Robert Clem’s Malbis Plantation documentary will premiere on Alabama Public Television March 27 at 9 p.m.
Malbis Plantation was a hugely successful commune founded by Greeks in 1906 in South Alabama. Before its original members, none of them married, died out, they built a magnificent Greek Orthodox Church as a testimonial to the immigrant experience. Shot in 2008, the film’s release was delayed by the tragic death of its executive producer, Billy Scourtes. The film will go out to other PBS stations later in 2014.
We did the digital rag-chew with Robert to get some insight into this project and his other work.
Can you give me the potted history of this group?
A Greek monk named Marcopoulos left the ancient monastery of Mega Spelion in Peloponessus in the 1890s and came to Chicago in 1906, giving himself the name Jason Malbis but in no way interested in becoming ‘Americanized.’ He had the idea of founding a colony where Greek immigrants, many of them working in bad conditions for low pay, could work together. He found cheap land in Baldwin County, where the colony eventually acquired 10,000 acres. Malbis was charismatic and attracted male and female immigrants who lived together as one family, without marriage. They were an island of Greek culture, spoke Greek and adhered to the Greek Orthodox faith, living a communal lifestyle. Through hard work and Jason Malbis’s leadership they were highly successful, establishing many businesses including the Malbis Bakery in Mobile that rivalled Nabisco. But Malbis’ death in the 1940s and the remaining colonists’ unsuccessful effort to find replacements led to the group’s inevitable decline. Selling the bakery, they built the lavish Malbis Church, a Greek Orthodox masterpiece, as a lasting testament.

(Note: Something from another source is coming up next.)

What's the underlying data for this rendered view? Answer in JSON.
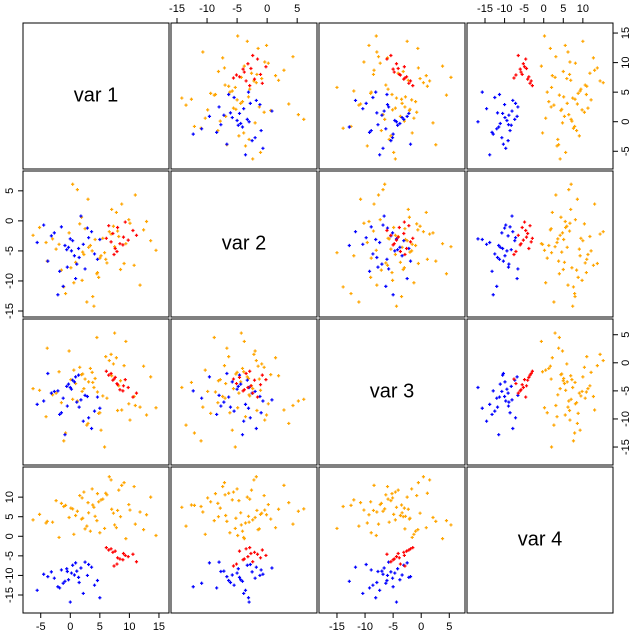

How did you become aware of/interested?
Billy Scourtes, a grand nephew of Jason Malbis, had the idea of doing the film and my friend Mary Riser produced it with the idea of making it the germ of a series to be called American Utopias. I think that series is still a good idea (especially since, as a friend said recently, we live now in a dystopia) so I hope we get to do it one of these days. Billy Scourtes died at age 49 before the film was completed and I am glad we have finally managed to finish it.
How all can people see this?
The film will air on APT on March 27 at 9 p.m. and periodically after that. APT plans to be presenting station to other PBS affiliates in the U.S.
What is your filmmaking background?
A couple of features, both based on works by Mobile authors, Company K, based on the World War I classic by William March, and The Passion of Miss Augusta, based on Augusta Evans Wilson and her blockbuster novel St. Elmo. Seven or eight feature documentaries mostly on historical and literary subjects produced by Foundation for New Media and my company One State Films. MFA from NYU film school.
What’s your next project?
Finishing up How They Got Over, feature doc on African American quartets from the gospel days up through the Temptations, mostly with groups from Bama.